Merhum Hacı Hüseyin Dede( Nam-ı Diğer ŞEKERCİ
DEDE- 1914-1997) ( 31)
Resmî bir görevi olmaksızın 52 yıldır bereket kaynağı,
adeta bereket fışkıran küçücük bir kitapçı dükkânında,
yakından ve uzaktan gelen ister fakir isterse varlıklı insanlar
için bu dükkândan ne şeker, ne çorba, ne de ekmek eksik
olmuştur. Bu üç nesne sanki dükkânın içinden fışkırırcasına
bollaşarak her geçen gün artarak gelen giden herkese dağıtımı
yapılmıştır. Sadece insanlar değil kediler de 52 yıldır ciğersiz
kalmamıştır. Bu küçücük dükkândan çevrenin fakir ve
güçsüzleri her gün muntazaman ekmeklerini almakta, kediler
de günlük ciğer istihkakını muntazaman tüketmekmişlerdir.

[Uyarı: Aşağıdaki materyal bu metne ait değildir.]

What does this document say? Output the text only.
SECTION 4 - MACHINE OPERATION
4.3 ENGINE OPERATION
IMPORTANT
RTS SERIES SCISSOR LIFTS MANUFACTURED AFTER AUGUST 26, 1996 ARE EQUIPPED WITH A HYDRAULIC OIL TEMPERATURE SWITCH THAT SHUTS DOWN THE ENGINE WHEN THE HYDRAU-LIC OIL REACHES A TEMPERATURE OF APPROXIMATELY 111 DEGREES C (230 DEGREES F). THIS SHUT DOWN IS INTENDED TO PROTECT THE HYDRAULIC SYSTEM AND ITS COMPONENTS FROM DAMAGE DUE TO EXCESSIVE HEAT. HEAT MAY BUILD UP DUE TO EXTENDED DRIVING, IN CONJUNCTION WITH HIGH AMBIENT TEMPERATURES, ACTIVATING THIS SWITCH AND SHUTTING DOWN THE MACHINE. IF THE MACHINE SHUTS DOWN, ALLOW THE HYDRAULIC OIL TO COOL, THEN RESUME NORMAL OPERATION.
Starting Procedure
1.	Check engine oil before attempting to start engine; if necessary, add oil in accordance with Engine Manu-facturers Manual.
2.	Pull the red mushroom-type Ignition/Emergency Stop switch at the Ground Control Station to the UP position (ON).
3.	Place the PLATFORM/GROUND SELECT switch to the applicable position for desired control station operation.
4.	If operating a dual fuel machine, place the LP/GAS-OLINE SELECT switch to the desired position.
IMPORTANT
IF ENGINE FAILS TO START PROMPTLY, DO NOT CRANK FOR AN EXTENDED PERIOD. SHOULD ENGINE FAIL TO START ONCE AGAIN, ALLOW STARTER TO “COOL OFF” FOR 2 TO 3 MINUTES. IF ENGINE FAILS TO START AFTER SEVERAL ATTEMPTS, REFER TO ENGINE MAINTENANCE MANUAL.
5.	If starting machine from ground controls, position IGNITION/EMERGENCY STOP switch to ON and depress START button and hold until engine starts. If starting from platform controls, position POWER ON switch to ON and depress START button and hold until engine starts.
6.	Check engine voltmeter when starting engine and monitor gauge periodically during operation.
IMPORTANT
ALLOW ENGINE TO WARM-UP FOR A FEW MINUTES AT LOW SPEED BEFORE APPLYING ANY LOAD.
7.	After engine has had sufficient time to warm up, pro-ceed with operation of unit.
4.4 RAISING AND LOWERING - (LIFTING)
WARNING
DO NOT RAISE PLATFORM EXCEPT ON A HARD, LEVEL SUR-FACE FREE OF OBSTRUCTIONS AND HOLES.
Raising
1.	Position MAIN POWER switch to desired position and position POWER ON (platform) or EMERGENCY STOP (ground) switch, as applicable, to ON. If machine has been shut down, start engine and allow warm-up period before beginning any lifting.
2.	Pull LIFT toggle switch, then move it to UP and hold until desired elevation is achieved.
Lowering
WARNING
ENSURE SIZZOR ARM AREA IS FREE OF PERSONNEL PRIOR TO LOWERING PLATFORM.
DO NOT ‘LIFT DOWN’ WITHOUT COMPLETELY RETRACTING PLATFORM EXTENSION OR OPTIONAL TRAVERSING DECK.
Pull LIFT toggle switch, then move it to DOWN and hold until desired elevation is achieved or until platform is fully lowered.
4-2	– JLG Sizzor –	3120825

Pekâlâ, bu küçücük dükkândan fışkıran bereketin sırrı
neydi?
Balkan Savaşı sırasında Zağra’da çok küçük yaşlarda
iken babasını kaybeden ve eniştesinin yanında çizmeciliğe
başlayan delikanlı Hüseyin Efendi, bir gün rüyasında manevî
bir işaretle gelene ve gidene dükkânında sofra açmaya
başlar.Gördüğü bu rüyanın tesiriyle gençliğinde cömertliği ve
hâl dili, insanlara öğüdü çevresindekileri etkiler. Zaman içinde
de yurt içinden ve yurt dışından gelen ziyaretçilerin uğrak yeri
olur. Her gelene avuçla şeker verdiğinden Hüseyin Efendi’nin
gerçek ismi unutulur ve “Şekerci Dede” ismi ile anılmaya
başlar. Hüseyin Efendi’nin yanına gelenlere avuçla verdiği
şekerleri alanlar, aldığı şekerlerin ev halkına yetecek kadar
çok olması yanına gelip giden insanların dikkatini çeker. Bu
durumun anlaşılmasından sonra Şekerci Dede, şekerleri
avuçla değil, paket içinde vermeye başlar.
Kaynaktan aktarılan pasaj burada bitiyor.